Sarenda's voice cracked with her words, "And by my own blood," she reached her bloodied hand out as if to touch the astral form, "I will avenge all the men that died here." She slapped her hand down to the edge of the map, leaving a bloody handprint, spinning the dagger in a whirl on the table top with her other. Great white light filled the room; her warrior's rage battling it until in one second, the whirlwind of color embraced the room and vanished.

Stillness shrouded the room.

No one moved.

No breath taken.

The dagger continuing its ethereal spin, its metallic whirl filling the emptiness. Sarenda's wide, unblinking eyes regarded them each with the full weight of judgment. When last her eyes fell on Nolan's stoic form carrying a singular raised eyebrow, she checked herself, shaking off the dissipating rage. "I am done here," her voice breaking on each word. "We will not move tonight nor tomorrow. If you do so, you do so without my men. We need two days perhaps three, to mourn, to heal and to plan. Our menders will need time, our warriors need time, and we have a responsibility to the people of this land, the Cenarians will work with us to lessen the damage." Tungsten and Oralin coughed into their hands at the mention of the druids, underscoring the larger dismissal of the faction. Sarenda pointed at both of them, "They deserve a place at this table.
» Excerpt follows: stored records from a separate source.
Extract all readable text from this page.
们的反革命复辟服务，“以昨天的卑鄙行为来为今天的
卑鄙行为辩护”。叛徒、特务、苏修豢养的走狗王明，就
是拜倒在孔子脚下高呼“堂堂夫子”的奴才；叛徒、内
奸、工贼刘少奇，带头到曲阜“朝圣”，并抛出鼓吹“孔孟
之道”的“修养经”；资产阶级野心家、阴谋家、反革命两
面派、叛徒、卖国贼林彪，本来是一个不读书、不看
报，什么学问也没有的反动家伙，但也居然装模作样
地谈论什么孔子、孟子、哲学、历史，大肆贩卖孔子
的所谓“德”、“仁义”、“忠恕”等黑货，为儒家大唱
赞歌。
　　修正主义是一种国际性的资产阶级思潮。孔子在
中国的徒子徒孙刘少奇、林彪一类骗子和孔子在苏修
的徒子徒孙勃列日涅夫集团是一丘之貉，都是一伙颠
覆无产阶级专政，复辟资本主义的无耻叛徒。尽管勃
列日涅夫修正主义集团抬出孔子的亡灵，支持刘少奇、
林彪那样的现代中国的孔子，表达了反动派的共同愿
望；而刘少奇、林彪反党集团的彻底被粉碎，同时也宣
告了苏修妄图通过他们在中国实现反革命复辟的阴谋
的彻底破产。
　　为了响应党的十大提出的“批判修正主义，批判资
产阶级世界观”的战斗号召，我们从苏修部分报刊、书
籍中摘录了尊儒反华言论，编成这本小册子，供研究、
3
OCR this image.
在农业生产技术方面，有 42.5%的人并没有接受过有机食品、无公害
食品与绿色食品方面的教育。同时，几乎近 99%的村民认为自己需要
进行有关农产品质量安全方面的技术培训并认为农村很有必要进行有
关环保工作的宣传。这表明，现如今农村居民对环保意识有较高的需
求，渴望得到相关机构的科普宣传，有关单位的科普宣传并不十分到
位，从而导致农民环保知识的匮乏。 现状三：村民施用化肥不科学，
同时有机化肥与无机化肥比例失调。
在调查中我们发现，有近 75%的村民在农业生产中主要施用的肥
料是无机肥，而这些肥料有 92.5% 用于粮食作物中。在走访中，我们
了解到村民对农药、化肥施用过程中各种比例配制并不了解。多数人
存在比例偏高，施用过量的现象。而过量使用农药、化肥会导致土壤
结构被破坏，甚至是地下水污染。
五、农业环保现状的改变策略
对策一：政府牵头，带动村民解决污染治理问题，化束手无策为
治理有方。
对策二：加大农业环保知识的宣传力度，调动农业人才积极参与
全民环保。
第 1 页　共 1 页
They are here to heal your land," pointing first at the Draenai then at the Human, "and they healed your ass today." She turned to go. "Again, I'm done here. Speak to me of no more plans until tomorrow evening." Reaching back for the still spinning dagger, it jerked to a halt, tip pointing to where Oralin and Tungsten sat. Taking it from the table, she slammed the deadly blade home in its sheath then escaped into the night air without a backward glance.